Daisy sentia que aquilo era para acontecer. As duas se encontrarem numa vilinha modesta? Obra de algum ser superior que sabia dos seus desejos mais profundos. A lendária Dione Astéria St. Kalanthos era um dos maiores nomes da comunidade, alguns até diziam que a mulher era a última remanescente da seita que deu início à linhagem primária.

Claro, não passavam de boatos.

Ver Dione em carne e osso era mais do que Daisy poderia pedir, só que ainda assim, a sensação de que algo estava errado não abandonava seu peito. Dione parecia mais vulnerável do que supostamente deveria ser.

E esses quatorze dias não renderam muito diálogo, Daisy passou a maior parte das noites em conversas unilaterais ou observando Dione mergulhar tranquilamente em lembranças.
No entanto, ela conseguiu adquirir algumas informações, tais como o fato de Astéria(por motivos desconhecidos) conseguir andar em plena luz do sol, e que ela estava indo para o Canadá.

O vento açoitou a frágil porta feita de madeira velha, pela fresta Daisy constatou que as estrelas e a lua já haviam encontrado lugar na imensidão azul. Porta afora, sentiu os ventos gélidos estalarem contra seus ossos, segundo os locais, aquela seria a noite mais fria do ano. Daisy não conseguia entender bem porque Dione simplesmente não corria até Lampeter, Cardigan, Fishguard ou qualquer que fosse a região costeira. Seria muito mais rápido chegar ao Canadá e reduziria a probabilidade dos atrasos que ela tinha tanto receio.

Começou a desconfiar que pela idade avançada, Astéria estava puramente desejando aproveitar a paisagem — certo, Daisy não acreditava mesmo nisso, só estava buscando uma resposta adequada já que não ganhava nenhuma de Dione.

Agora quem corria era ela, tendo parado em Ledbury na noite passada, tinha que apertar o passo para chegar em Worcester, o próximo destino de Dione, que caminhava pacientemente pelos raios solares enquanto Daisy esperaria a noite saudá-la.

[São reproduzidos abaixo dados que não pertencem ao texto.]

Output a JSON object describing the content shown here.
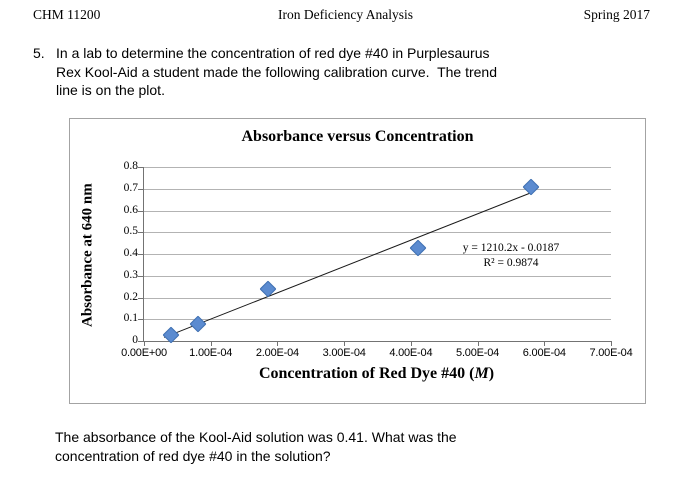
{
  "header": {
    "course": "CHM 11200",
    "title": "Iron Deficiency Analysis",
    "term": "Spring 2017"
  },
  "question": {
    "number": "5.",
    "lines": [
      "In a lab to determine the concentration of red dye #40 in Purplesaurus",
      "Rex Kool-Aid a student made the following calibration curve.  The trend",
      "line is on the plot."
    ]
  },
  "chart_data": {
    "type": "scatter",
    "title": "Absorbance versus Concentration",
    "xlabel": "Concentration of Red Dye #40 (M)",
    "xlabel_parts": {
      "prefix": "Concentration of Red Dye #40 (",
      "italic": "M",
      "suffix": ")"
    },
    "ylabel": "Absorbance at 640 nm",
    "x": [
      4e-05,
      8e-05,
      0.000185,
      0.00041,
      0.00058
    ],
    "y": [
      0.03,
      0.08,
      0.24,
      0.43,
      0.71
    ],
    "xlim": [
      0,
      0.0007
    ],
    "ylim": [
      0,
      0.8
    ],
    "x_tick_labels": [
      "0.00E+00",
      "1.00E-04",
      "2.00E-04",
      "3.00E-04",
      "4.00E-04",
      "5.00E-04",
      "6.00E-04",
      "7.00E-04"
    ],
    "y_tick_labels": [
      "0",
      "0.1",
      "0.2",
      "0.3",
      "0.4",
      "0.5",
      "0.6",
      "0.7",
      "0.8"
    ],
    "grid": true,
    "legend": "none",
    "marker": "diamond",
    "marker_color": "#5b8bd0",
    "trendline": {
      "equation": "y = 1210.2x - 0.0187",
      "r_squared": "R² = 0.9874",
      "slope": 1210.2,
      "intercept": -0.0187,
      "x_start": 3e-05,
      "x_end": 0.00058
    }
  },
  "footer_question_lines": [
    "The absorbance of the Kool-Aid solution was 0.41. What was the",
    "concentration of red dye #40 in the solution?"
  ]
}
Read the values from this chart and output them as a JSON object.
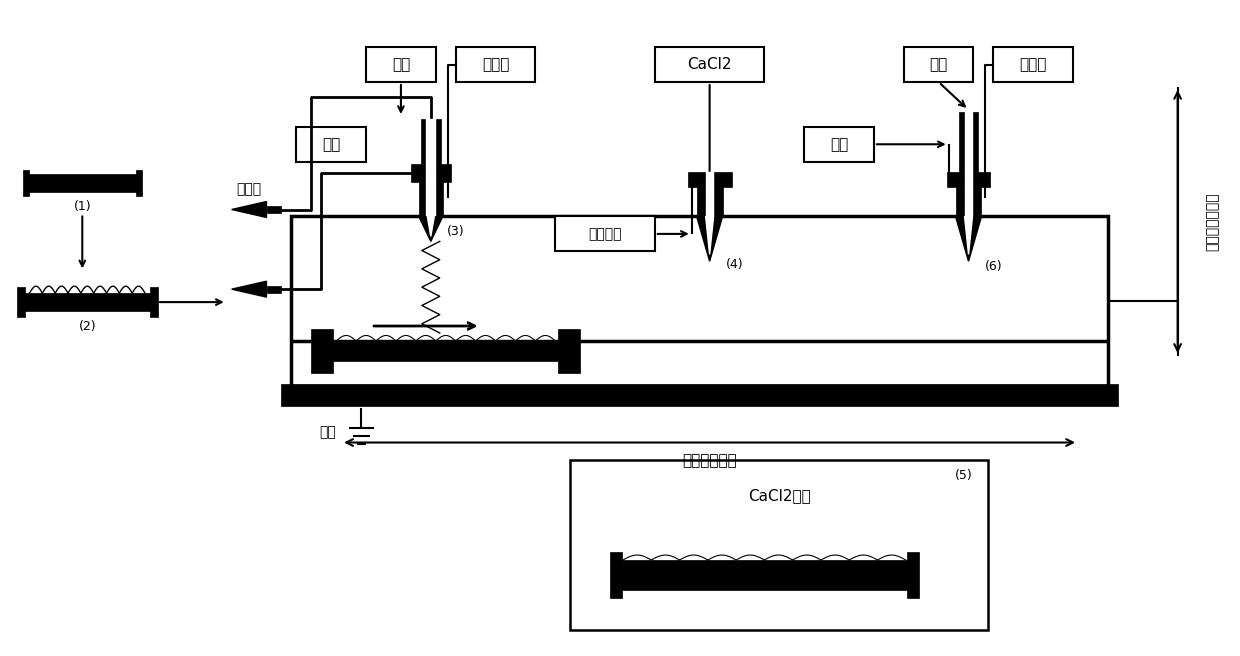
{
  "fig_width": 12.4,
  "fig_height": 6.56,
  "dpi": 100,
  "bg_color": "#ffffff",
  "black": "#000000",
  "labels": {
    "pump": "注射泵",
    "core1": "芯层",
    "outer1": "外层",
    "hv1": "高压电",
    "cacl2": "CaCl2",
    "sodium": "海藻酸钙",
    "core2": "芯层",
    "outer2": "外层",
    "hv2": "高压电",
    "ground": "接地",
    "platform": "平台水平运动",
    "nozzle_move": "喷头可上下运动",
    "cacl2_sol": "CaCl2溶液",
    "l1": "(1)",
    "l2": "(2)",
    "l3": "(3)",
    "l4": "(4)",
    "l5": "(5)",
    "l6": "(6)"
  }
}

Checou onde supôs que fosse os arredores da cidade e, para surpresa de ninguém, não havia almas andando pelos campos(quase vazios). Poucas casas se firmaram naquelas terras, refletindo a quantidade insignificante de moradores.

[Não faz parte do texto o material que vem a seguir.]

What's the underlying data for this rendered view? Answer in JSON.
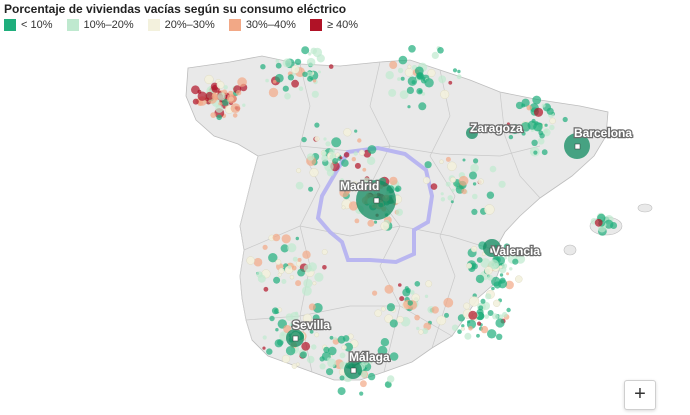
{
  "title": "Porcentaje de viviendas vacías según su consumo eléctrico",
  "legend": [
    {
      "label": "< 10%",
      "color": "#1fae7c"
    },
    {
      "label": "10%–20%",
      "color": "#bfe9cf"
    },
    {
      "label": "20%–30%",
      "color": "#f3f1dd"
    },
    {
      "label": "30%–40%",
      "color": "#f2a886"
    },
    {
      "label": "≥ 40%",
      "color": "#b01226"
    }
  ],
  "cities": [
    {
      "name": "Zaragoza"
    },
    {
      "name": "Barcelona"
    },
    {
      "name": "Madrid"
    },
    {
      "name": "Valencia"
    },
    {
      "name": "Sevilla"
    },
    {
      "name": "Málaga"
    }
  ],
  "zoom": {
    "plus_label": "+"
  }
}
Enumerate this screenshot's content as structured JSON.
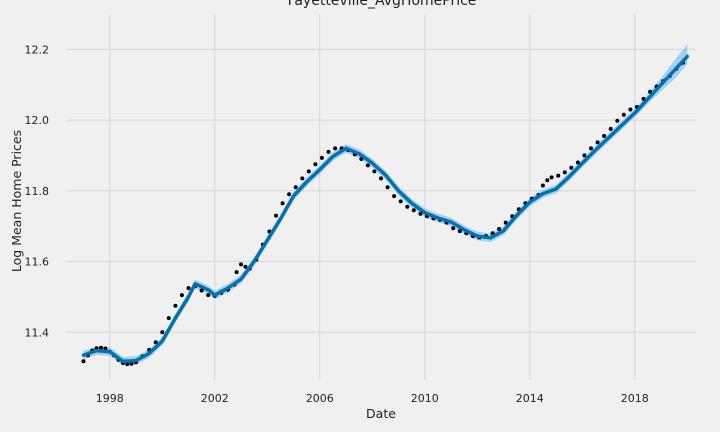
{
  "chart_data": {
    "type": "line",
    "title": "Fayetteville_AvgHomePrice",
    "xlabel": "Date",
    "ylabel": "Log Mean Home Prices",
    "xlim": [
      "1996-05-01",
      "2020-05-01"
    ],
    "ylim": [
      11.265,
      12.3
    ],
    "x_ticks": [
      "1998",
      "2002",
      "2006",
      "2010",
      "2014",
      "2018"
    ],
    "y_ticks": [
      "11.4",
      "11.6",
      "11.8",
      "12.0",
      "12.2"
    ],
    "grid": true,
    "colors": {
      "background": "#f0f0f0",
      "grid": "#d6d6d6",
      "forecast": "#0072b2",
      "band": "#8fc3e8",
      "observed": "#000000"
    },
    "series": [
      {
        "name": "",
        "role": "observed",
        "x": [
          "1997-01",
          "1997-03",
          "1997-05",
          "1997-07",
          "1997-09",
          "1997-11",
          "1998-01",
          "1998-03",
          "1998-05",
          "1998-07",
          "1998-09",
          "1998-11",
          "1999-01",
          "1999-04",
          "1999-07",
          "1999-10",
          "2000-01",
          "2000-04",
          "2000-07",
          "2000-10",
          "2001-01",
          "2001-04",
          "2001-07",
          "2001-10",
          "2002-01",
          "2002-04",
          "2002-07",
          "2002-10",
          "2002-11",
          "2003-01",
          "2003-03",
          "2003-05",
          "2003-08",
          "2003-11",
          "2004-02",
          "2004-05",
          "2004-08",
          "2004-11",
          "2005-02",
          "2005-05",
          "2005-08",
          "2005-11",
          "2006-02",
          "2006-05",
          "2006-08",
          "2006-11",
          "2007-02",
          "2007-05",
          "2007-08",
          "2007-11",
          "2008-02",
          "2008-05",
          "2008-08",
          "2008-11",
          "2009-02",
          "2009-05",
          "2009-08",
          "2009-11",
          "2010-02",
          "2010-05",
          "2010-08",
          "2010-11",
          "2011-02",
          "2011-05",
          "2011-08",
          "2011-11",
          "2012-02",
          "2012-05",
          "2012-08",
          "2012-11",
          "2013-02",
          "2013-05",
          "2013-08",
          "2013-11",
          "2014-02",
          "2014-05",
          "2014-07",
          "2014-09",
          "2014-11",
          "2015-02",
          "2015-05",
          "2015-08",
          "2015-11",
          "2016-02",
          "2016-05",
          "2016-08",
          "2016-11",
          "2017-02",
          "2017-05",
          "2017-08",
          "2017-11",
          "2018-02",
          "2018-05",
          "2018-08",
          "2018-11",
          "2019-02",
          "2019-05",
          "2019-08",
          "2019-11"
        ],
        "y": [
          11.318,
          11.335,
          11.348,
          11.355,
          11.356,
          11.354,
          11.345,
          11.335,
          11.322,
          11.313,
          11.31,
          11.311,
          11.315,
          11.332,
          11.35,
          11.372,
          11.4,
          11.44,
          11.475,
          11.505,
          11.525,
          11.53,
          11.518,
          11.505,
          11.503,
          11.512,
          11.52,
          11.535,
          11.57,
          11.592,
          11.585,
          11.58,
          11.605,
          11.648,
          11.685,
          11.73,
          11.765,
          11.79,
          11.81,
          11.835,
          11.855,
          11.875,
          11.893,
          11.91,
          11.92,
          11.92,
          11.915,
          11.903,
          11.89,
          11.872,
          11.855,
          11.835,
          11.81,
          11.785,
          11.77,
          11.755,
          11.745,
          11.735,
          11.728,
          11.722,
          11.718,
          11.71,
          11.694,
          11.686,
          11.68,
          11.672,
          11.668,
          11.672,
          11.68,
          11.692,
          11.71,
          11.728,
          11.748,
          11.765,
          11.778,
          11.788,
          11.815,
          11.83,
          11.838,
          11.843,
          11.852,
          11.865,
          11.88,
          11.9,
          11.92,
          11.937,
          11.955,
          11.975,
          11.998,
          12.015,
          12.03,
          12.037,
          12.06,
          12.08,
          12.095,
          12.11,
          12.125,
          12.145,
          12.162
        ]
      },
      {
        "name": "",
        "role": "forecast",
        "x": [
          "1997-01",
          "1997-07",
          "1998-01",
          "1998-07",
          "1999-01",
          "1999-07",
          "2000-01",
          "2000-07",
          "2001-01",
          "2001-04",
          "2001-10",
          "2002-01",
          "2002-07",
          "2003-01",
          "2003-07",
          "2004-01",
          "2004-07",
          "2005-01",
          "2005-07",
          "2006-01",
          "2006-07",
          "2007-01",
          "2007-07",
          "2008-01",
          "2008-07",
          "2009-01",
          "2009-07",
          "2010-01",
          "2010-07",
          "2011-01",
          "2011-07",
          "2012-01",
          "2012-07",
          "2013-01",
          "2013-07",
          "2014-01",
          "2014-07",
          "2015-01",
          "2015-07",
          "2016-01",
          "2016-07",
          "2017-01",
          "2017-07",
          "2018-01",
          "2018-07",
          "2019-01",
          "2019-07",
          "2020-01"
        ],
        "y": [
          11.335,
          11.348,
          11.345,
          11.318,
          11.32,
          11.34,
          11.375,
          11.44,
          11.5,
          11.537,
          11.52,
          11.505,
          11.525,
          11.55,
          11.6,
          11.66,
          11.72,
          11.785,
          11.825,
          11.86,
          11.897,
          11.92,
          11.905,
          11.878,
          11.845,
          11.8,
          11.765,
          11.738,
          11.723,
          11.712,
          11.69,
          11.672,
          11.667,
          11.687,
          11.73,
          11.768,
          11.792,
          11.805,
          11.84,
          11.878,
          11.915,
          11.95,
          11.985,
          12.02,
          12.06,
          12.1,
          12.14,
          12.18
        ]
      },
      {
        "name": "",
        "role": "uncertainty",
        "x": [
          "1997-01",
          "1997-07",
          "1998-01",
          "1998-07",
          "1999-01",
          "1999-07",
          "2000-01",
          "2000-07",
          "2001-01",
          "2001-04",
          "2001-10",
          "2002-01",
          "2002-07",
          "2003-01",
          "2003-07",
          "2004-01",
          "2004-07",
          "2005-01",
          "2005-07",
          "2006-01",
          "2006-07",
          "2007-01",
          "2007-07",
          "2008-01",
          "2008-07",
          "2009-01",
          "2009-07",
          "2010-01",
          "2010-07",
          "2011-01",
          "2011-07",
          "2012-01",
          "2012-07",
          "2013-01",
          "2013-07",
          "2014-01",
          "2014-07",
          "2015-01",
          "2015-07",
          "2016-01",
          "2016-07",
          "2017-01",
          "2017-07",
          "2018-01",
          "2018-07",
          "2019-01",
          "2019-07",
          "2020-01"
        ],
        "upper": [
          11.347,
          11.36,
          11.357,
          11.33,
          11.332,
          11.352,
          11.387,
          11.452,
          11.512,
          11.549,
          11.532,
          11.517,
          11.537,
          11.562,
          11.612,
          11.672,
          11.732,
          11.797,
          11.837,
          11.872,
          11.909,
          11.932,
          11.917,
          11.89,
          11.857,
          11.812,
          11.777,
          11.75,
          11.735,
          11.724,
          11.702,
          11.684,
          11.679,
          11.699,
          11.742,
          11.78,
          11.804,
          11.817,
          11.852,
          11.89,
          11.927,
          11.962,
          11.997,
          12.032,
          12.074,
          12.118,
          12.168,
          12.215
        ],
        "lower": [
          11.323,
          11.336,
          11.333,
          11.306,
          11.308,
          11.328,
          11.363,
          11.428,
          11.488,
          11.525,
          11.508,
          11.493,
          11.513,
          11.538,
          11.588,
          11.648,
          11.708,
          11.773,
          11.813,
          11.848,
          11.885,
          11.908,
          11.893,
          11.866,
          11.833,
          11.788,
          11.753,
          11.726,
          11.711,
          11.7,
          11.678,
          11.66,
          11.655,
          11.675,
          11.718,
          11.756,
          11.78,
          11.793,
          11.828,
          11.866,
          11.903,
          11.938,
          11.973,
          12.008,
          12.046,
          12.082,
          12.115,
          12.158
        ]
      }
    ]
  }
}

Prosseguindo ao sentir o cheiro inconfundível de Dione — sutil de início, mas se focasse, era profundo e intenso, meio amargo.

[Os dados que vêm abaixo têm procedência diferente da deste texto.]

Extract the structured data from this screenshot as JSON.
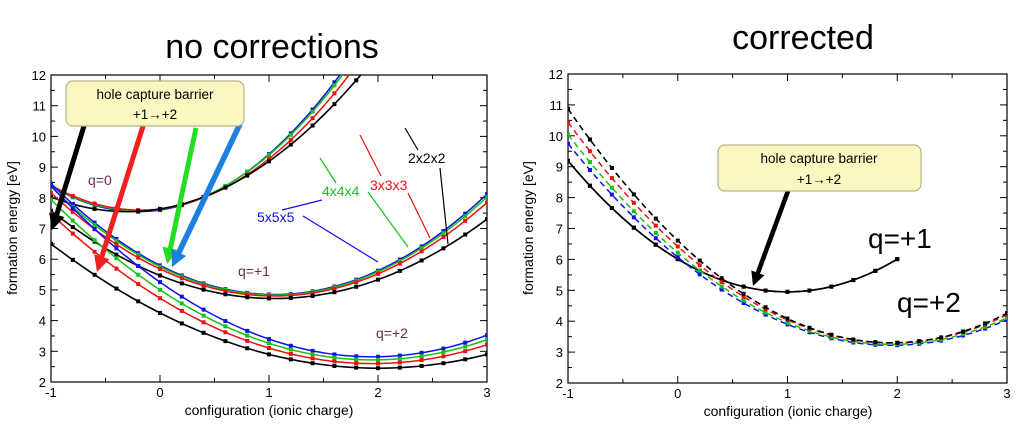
{
  "titles": {
    "left": "no corrections",
    "right": "corrected"
  },
  "colors": {
    "5x5x5": "#1010ee",
    "4x4x4": "#12c412",
    "3x3x3": "#ee1010",
    "2x2x2": "#000000",
    "arrow_black": "#000000",
    "arrow_red": "#ee2020",
    "arrow_green": "#22dd22",
    "arrow_blue": "#1e7fe0",
    "callout_fill": "#fbf7c2",
    "callout_stroke": "#b8b48a",
    "q_label": "#6b2a5a"
  },
  "icons": {
    "arrows": "filled-arrow-shapes"
  },
  "chart_data": [
    {
      "type": "line",
      "title": "no corrections",
      "xlabel": "configuration (ionic charge)",
      "ylabel": "formation energy [eV]",
      "xlim": [
        -1,
        3
      ],
      "ylim": [
        2,
        12
      ],
      "xticks": [
        "-1",
        "0",
        "1",
        "2",
        "3"
      ],
      "yticks": [
        "2",
        "3",
        "4",
        "5",
        "6",
        "7",
        "8",
        "9",
        "10",
        "11",
        "12"
      ],
      "callout": {
        "line1": "hole capture barrier",
        "line2": "+1→+2"
      },
      "annotations": [
        "q=0",
        "q=+1",
        "q=+2",
        "5x5x5",
        "4x4x4",
        "3x3x3",
        "2x2x2"
      ],
      "groups": [
        {
          "label": "q=0",
          "family": "parabola",
          "series": [
            {
              "name": "5x5x5",
              "color_key": "5x5x5",
              "a": 1.3,
              "x0": -0.2,
              "y0": 7.55
            },
            {
              "name": "4x4x4",
              "color_key": "4x4x4",
              "a": 1.26,
              "x0": -0.2,
              "y0": 7.58
            },
            {
              "name": "3x3x3",
              "color_key": "3x3x3",
              "a": 1.2,
              "x0": -0.18,
              "y0": 7.6
            },
            {
              "name": "2x2x2",
              "color_key": "2x2x2",
              "a": 0.97,
              "x0": -0.3,
              "y0": 7.55
            }
          ]
        },
        {
          "label": "q=+1",
          "family": "parabola",
          "series": [
            {
              "name": "5x5x5",
              "color_key": "5x5x5",
              "a": 0.86,
              "x0": 1.05,
              "y0": 4.85
            },
            {
              "name": "4x4x4",
              "color_key": "4x4x4",
              "a": 0.84,
              "x0": 1.05,
              "y0": 4.83
            },
            {
              "name": "3x3x3",
              "color_key": "3x3x3",
              "a": 0.8,
              "x0": 1.05,
              "y0": 4.8
            },
            {
              "name": "2x2x2",
              "color_key": "2x2x2",
              "a": 0.68,
              "x0": 1.05,
              "y0": 4.72
            }
          ]
        },
        {
          "label": "q=+2",
          "family": "parabola",
          "series": [
            {
              "name": "5x5x5",
              "color_key": "5x5x5",
              "a": 0.64,
              "x0": 1.95,
              "y0": 2.82
            },
            {
              "name": "4x4x4",
              "color_key": "4x4x4",
              "a": 0.6,
              "x0": 1.95,
              "y0": 2.72
            },
            {
              "name": "3x3x3",
              "color_key": "3x3x3",
              "a": 0.56,
              "x0": 1.95,
              "y0": 2.6
            },
            {
              "name": "2x2x2",
              "color_key": "2x2x2",
              "a": 0.45,
              "x0": 2.0,
              "y0": 2.45
            }
          ]
        }
      ]
    },
    {
      "type": "line",
      "title": "corrected",
      "xlabel": "configuration (ionic charge)",
      "ylabel": "formation energy [eV]",
      "xlim": [
        -1,
        3
      ],
      "ylim": [
        2,
        12
      ],
      "xticks": [
        "-1",
        "0",
        "1",
        "2",
        "3"
      ],
      "yticks": [
        "2",
        "3",
        "4",
        "5",
        "6",
        "7",
        "8",
        "9",
        "10",
        "11",
        "12"
      ],
      "callout": {
        "line1": "hole capture barrier",
        "line2": "+1→+2"
      },
      "annotations": [
        "q=+1",
        "q=+2"
      ],
      "groups": [
        {
          "label": "q=+1",
          "family": "parabola",
          "x_range": [
            -1,
            2
          ],
          "series": [
            {
              "name": "5x5x5",
              "color_key": "5x5x5",
              "a": 1.06,
              "x0": 1.0,
              "y0": 4.95
            },
            {
              "name": "4x4x4",
              "color_key": "4x4x4",
              "a": 1.06,
              "x0": 1.0,
              "y0": 4.95
            },
            {
              "name": "3x3x3",
              "color_key": "3x3x3",
              "a": 1.06,
              "x0": 1.0,
              "y0": 4.95
            },
            {
              "name": "2x2x2",
              "color_key": "2x2x2",
              "a": 1.06,
              "x0": 1.0,
              "y0": 4.95
            }
          ]
        },
        {
          "label": "q=+2",
          "family": "parabola",
          "dashed": true,
          "x_range": [
            -1,
            3
          ],
          "series": [
            {
              "name": "5x5x5",
              "color_key": "5x5x5",
              "a": 0.75,
              "x0": 1.95,
              "y0": 3.22
            },
            {
              "name": "4x4x4",
              "color_key": "4x4x4",
              "a": 0.78,
              "x0": 1.95,
              "y0": 3.25
            },
            {
              "name": "3x3x3",
              "color_key": "3x3x3",
              "a": 0.82,
              "x0": 1.95,
              "y0": 3.3
            },
            {
              "name": "2x2x2",
              "color_key": "2x2x2",
              "a": 0.87,
              "x0": 1.95,
              "y0": 3.3
            }
          ]
        }
      ]
    }
  ]
}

Rapidamente a encontrou sentada num caixote de madeira com um prato fumegante no colo.

— Guisado de pato — explicou sem se dar ao trabalho de olhar para cima.

Daisy sentou-se num barril menor ao lado e esperou. Estava ligeiramente desanimada, então não forçaria a barra, só estar aqui agora era o suficiente.

Mas o beco logo deixou de ser abafado pela umidade e cortinas de vento entraram loucamente. Gotas geladas passaram a cair em suas cabeças, rapidamente se transformando em agulhas doloridas que pareciam buscar suas almas.

Dione se levantou e andou em passadas apressadas, fez zig-zags pelas ruas até parar subitamente num lugar que por muito pouco podia ser chamado de construção. Era óbvio o motivo de ter sido abandonado, tinha a largura de um hipopótamo e sua altura não chegava a nem dois metros, a madeira de qualidade duvidosa que compunha a peça possuía buracos mal tampados e furos aqui e ali.
Daisy a observou trabalhar agilmente com os dedos para abrir a maleta.